Voici le dernier récap de la dernière saison de «The Boys», qui est restée avec nous pendant 7 ans. Je ne peux pas dire que cette dernière saison ait été géniale ou au contraire un échec. Il a fallu beaucoup de temps pour se mettre en route, il ne se passait souvent pas grand-chose, parfois le rythme s'accélérait soudainement – bref, c'était inégal.

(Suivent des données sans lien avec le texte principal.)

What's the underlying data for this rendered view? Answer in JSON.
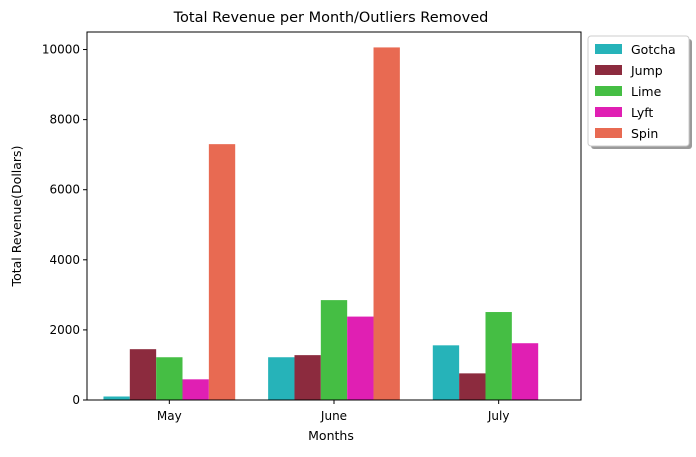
{
  "chart_data": {
    "type": "bar",
    "title": "Total Revenue per Month/Outliers Removed",
    "xlabel": "Months",
    "ylabel": "Total Revenue(Dollars)",
    "categories": [
      "May",
      "June",
      "July"
    ],
    "ylim": [
      0,
      10500
    ],
    "yticks": [
      0,
      2000,
      4000,
      6000,
      8000,
      10000
    ],
    "legend_position": "outside-top-right",
    "series": [
      {
        "name": "Gotcha",
        "color": "#26b3b9",
        "values": [
          100,
          1220,
          1560
        ]
      },
      {
        "name": "Jump",
        "color": "#8c2b3e",
        "values": [
          1450,
          1280,
          760
        ]
      },
      {
        "name": "Lime",
        "color": "#45be44",
        "values": [
          1220,
          2850,
          2510
        ]
      },
      {
        "name": "Lyft",
        "color": "#e01fb3",
        "values": [
          590,
          2380,
          1620
        ]
      },
      {
        "name": "Spin",
        "color": "#e86a52",
        "values": [
          7300,
          10060,
          0
        ]
      }
    ]
  }
}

Mais c'est surtout la fin que j'ai aimée, car elle a) pour la plupart fait écho au tout premier épisode (la boucle est bouclée, pour ainsi dire) b) a conduit les personnages à une conclusion logique de leurs arcs personnels.

Je comprends en partie la vague d'indignation en ligne, car selon tous les supports promotionnels et les attentes des spectateurs, il aurait dû y avoir quelque chose d'épique à la fin. Mais «The Boys» n'est pas Marvel et n'a jamais été une question d'épique. Beaucoup l'ont oublié, pour une raison quelconque. Cela a toujours été un spectacle sur la satire, le reflet de la réalité, des personnages simples et compréhensibles (même avec des super-pouvoirs), la moquerie et l'humour scatologique, les têtes qui explosent et les organes reproducteurs comme armes. En ce sens, Kripke et compagnie ne se sont pas trahis. Ils n'ont pas mûri, ne sont pas devenus plus sombres (où pourraient-ils aller), ne se sont pas étendus.

Et si la série a appris quelque chose, c'est qu'il faut accepter les gens tels qu'ils sont. Et cette série doit aussi être acceptée telle qu'elle est. Ou alors ne pas la regarder. Chacun fait son choix.